Interestingly, this also signals they are willing to do anything to keep the economy growing – even reversing the very policy meant to prevent a “Lehman Brothers” event from happening.
Worded to “encourage debt-to-equity swaps”, this policy may be seen as a desperate lifeline for 1) highly indebted companies to issue additional shares, 2) banks with “freed up capital” to directly or indirectly purchase those shares, 3) reduce the companies’ overall debt to equity ratio so as to remain “solvent” (reads employ millions of workers). Meanwhile, minority shareholders of said highly indebted companies only need to endure a potential massive dilution to “their” shareholding, a small price to pay considering the dire consequences. Not a fair one, but one that is mandated.
This was meant to shore up confidence in the stock market, the foreign currency market and the property market. Investors, global and domestic ones alike, “showed their confidence” by selling out of their positions in the Greater China region.
Likely because they see the catch 22 situation – If China do not raise their interest rates, the CNY (Chinese Yuan) will likely devalue by virtue of institutional investors preferring to hold USD instead of CNY. That will reduce locals’ buying power especially for imported goods. If China raise their interest rates, the highly indebted companies which employ millions of workers will be pressured by increased interest payments.

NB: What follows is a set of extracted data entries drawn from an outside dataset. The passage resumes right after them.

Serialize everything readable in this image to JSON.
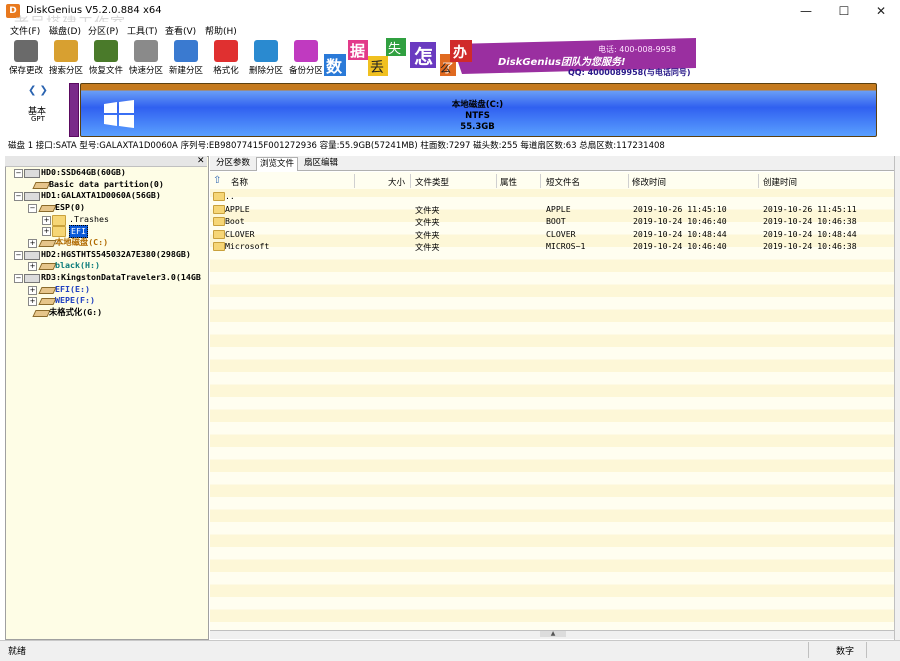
{
  "window": {
    "title": "DiskGenius V5.2.0.884 x64",
    "app_icon_letter": "D",
    "watermark": "老吴搭建工作室"
  },
  "menu": [
    "文件(F)",
    "磁盘(D)",
    "分区(P)",
    "工具(T)",
    "查看(V)",
    "帮助(H)"
  ],
  "toolbar": [
    {
      "label": "保存更改",
      "icon": "save-icon"
    },
    {
      "label": "搜索分区",
      "icon": "search-icon"
    },
    {
      "label": "恢复文件",
      "icon": "recover-icon"
    },
    {
      "label": "快速分区",
      "icon": "quick-partition-icon"
    },
    {
      "label": "新建分区",
      "icon": "new-partition-icon"
    },
    {
      "label": "格式化",
      "icon": "format-icon"
    },
    {
      "label": "删除分区",
      "icon": "delete-icon"
    },
    {
      "label": "备份分区",
      "icon": "backup-icon"
    }
  ],
  "banner": {
    "chars": [
      "数",
      "据",
      "丢",
      "失",
      "了",
      "怎",
      "么",
      "办"
    ],
    "brand": "DiskGenius团队为您服务!",
    "phone": "电话: 400-008-9958",
    "qq": "QQ: 4000089958(与电话同号)"
  },
  "diskmap": {
    "type_label": "基本",
    "scheme": "GPT",
    "partition_name": "本地磁盘(C:)",
    "filesystem": "NTFS",
    "size": "55.3GB"
  },
  "disk_info": "磁盘 1 接口:SATA  型号:GALAXTA1D0060A  序列号:EB98077415F001272936  容量:55.9GB(57241MB)  柱面数:7297  磁头数:255  每道扇区数:63  总扇区数:117231408",
  "tree": [
    {
      "label": "HD0:SSD64GB(60GB)",
      "level": 0,
      "kind": "disk",
      "expander": "−"
    },
    {
      "label": "Basic data partition(0)",
      "level": 1,
      "kind": "partition",
      "expander": ""
    },
    {
      "label": "HD1:GALAXTA1D0060A(56GB)",
      "level": 0,
      "kind": "disk",
      "expander": "−"
    },
    {
      "label": "ESP(0)",
      "level": 1,
      "kind": "partition",
      "expander": "−"
    },
    {
      "label": ".Trashes",
      "level": 2,
      "kind": "folder",
      "expander": "+"
    },
    {
      "label": "EFI",
      "level": 2,
      "kind": "folder",
      "expander": "+",
      "selected": true
    },
    {
      "label": "本地磁盘(C:)",
      "level": 1,
      "kind": "partition",
      "expander": "+",
      "color": "#b06a00"
    },
    {
      "label": "HD2:HGSTHTS545032A7E380(298GB)",
      "level": 0,
      "kind": "disk",
      "expander": "−"
    },
    {
      "label": "black(H:)",
      "level": 1,
      "kind": "partition",
      "expander": "+",
      "color": "#0a7a7a"
    },
    {
      "label": "RD3:KingstonDataTraveler3.0(14GB",
      "level": 0,
      "kind": "disk",
      "expander": "−"
    },
    {
      "label": "EFI(E:)",
      "level": 1,
      "kind": "partition",
      "expander": "+",
      "color": "#2040c0"
    },
    {
      "label": "WEPE(F:)",
      "level": 1,
      "kind": "partition",
      "expander": "+",
      "color": "#2040c0"
    },
    {
      "label": "未格式化(G:)",
      "level": 1,
      "kind": "partition",
      "expander": ""
    }
  ],
  "tabs": [
    "分区参数",
    "浏览文件",
    "扇区编辑"
  ],
  "active_tab": 1,
  "columns": [
    "名称",
    "大小",
    "文件类型",
    "属性",
    "短文件名",
    "修改时间",
    "创建时间"
  ],
  "files": [
    {
      "name": "..",
      "size": "",
      "type": "",
      "attr": "",
      "short": "",
      "modified": "",
      "created": ""
    },
    {
      "name": "APPLE",
      "size": "",
      "type": "文件夹",
      "attr": "",
      "short": "APPLE",
      "modified": "2019-10-26 11:45:10",
      "created": "2019-10-26 11:45:11"
    },
    {
      "name": "Boot",
      "size": "",
      "type": "文件夹",
      "attr": "",
      "short": "BOOT",
      "modified": "2019-10-24 10:46:40",
      "created": "2019-10-24 10:46:38"
    },
    {
      "name": "CLOVER",
      "size": "",
      "type": "文件夹",
      "attr": "",
      "short": "CLOVER",
      "modified": "2019-10-24 10:48:44",
      "created": "2019-10-24 10:48:44"
    },
    {
      "name": "Microsoft",
      "size": "",
      "type": "文件夹",
      "attr": "",
      "short": "MICROS~1",
      "modified": "2019-10-24 10:46:40",
      "created": "2019-10-24 10:46:38"
    }
  ],
  "status": {
    "left": "就绪",
    "right": "数字"
  },
  "colors": {
    "accent": "#2a63b0",
    "partition_ntfs": "#3a6ff0",
    "partition_top": "#c47a1e",
    "list_bg": "#fffef0",
    "banner": "#9a2fa0"
  }
}
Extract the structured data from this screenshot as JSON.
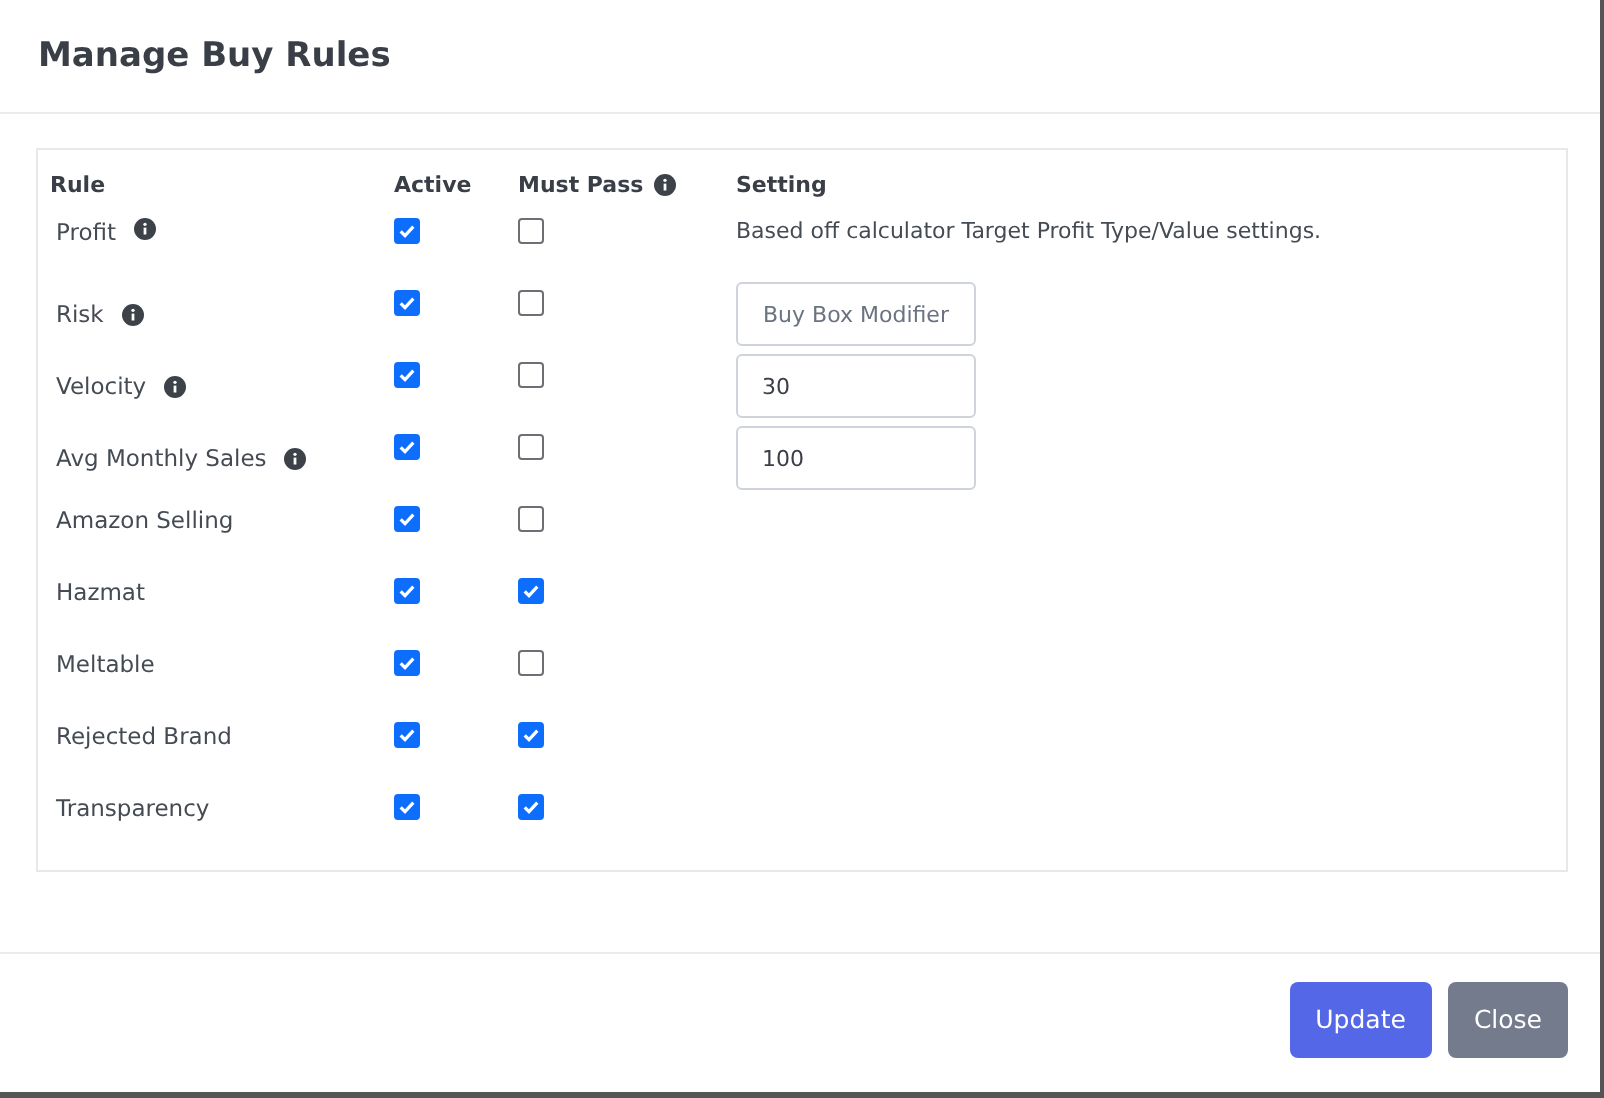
{
  "modal": {
    "title": "Manage Buy Rules"
  },
  "table": {
    "columns": [
      {
        "label": "Rule",
        "info": false
      },
      {
        "label": "Active",
        "info": false
      },
      {
        "label": "Must Pass",
        "info": true
      },
      {
        "label": "Setting",
        "info": false
      }
    ],
    "rows": [
      {
        "rule": "Profit",
        "info": true,
        "active": true,
        "must_pass": false,
        "setting": {
          "kind": "text",
          "text": "Based off calculator Target Profit Type/Value settings."
        }
      },
      {
        "rule": "Risk",
        "info": true,
        "active": true,
        "must_pass": false,
        "setting": {
          "kind": "button",
          "label": "Buy Box Modifier"
        }
      },
      {
        "rule": "Velocity",
        "info": true,
        "active": true,
        "must_pass": false,
        "setting": {
          "kind": "input",
          "value": "30"
        }
      },
      {
        "rule": "Avg Monthly Sales",
        "info": true,
        "active": true,
        "must_pass": false,
        "setting": {
          "kind": "input",
          "value": "100"
        }
      },
      {
        "rule": "Amazon Selling",
        "info": false,
        "active": true,
        "must_pass": false
      },
      {
        "rule": "Hazmat",
        "info": false,
        "active": true,
        "must_pass": true
      },
      {
        "rule": "Meltable",
        "info": false,
        "active": true,
        "must_pass": false
      },
      {
        "rule": "Rejected Brand",
        "info": false,
        "active": true,
        "must_pass": true
      },
      {
        "rule": "Transparency",
        "info": false,
        "active": true,
        "must_pass": true
      }
    ]
  },
  "buttons": [
    {
      "label": "Update",
      "kind": "primary"
    },
    {
      "label": "Close",
      "kind": "secondary"
    }
  ]
}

A recent screengrab from a Taiwanese media report suggest that the top property developers in China are significantly indebted, reaching debt-to-equity ratios of 77-90% range. For instance, the first line shows Country Garden as having CNY933 billion debt on CNY1.05 trillion equity, or a debt-equity ratio of ~88.8%, perhaps an auspicious goal to attain.
The video also highlighted how some of these property developers, including highly regarded Vanke and Country Garden, have been selling their properties at fire-sale prices, some reaching 50% discounts or 1-for-1 deals, which suggest the significant pressure to get operating cashflow by any means to stave off increasing interest payments. Hence the importance to swap their debt with equity to remain financially solvent.
But the underlying problem might be larger than that, given the 6 debt-equity profiles featured require a minimum CNY7.4 trillion debt-equity swap to maintain a reasonable, but not strong, 0.5x debt-to-equity ratio. Where is these CNY7.4 trillion going to come from? Are these giants truly “too big to fail”? Or are they “too big to save”?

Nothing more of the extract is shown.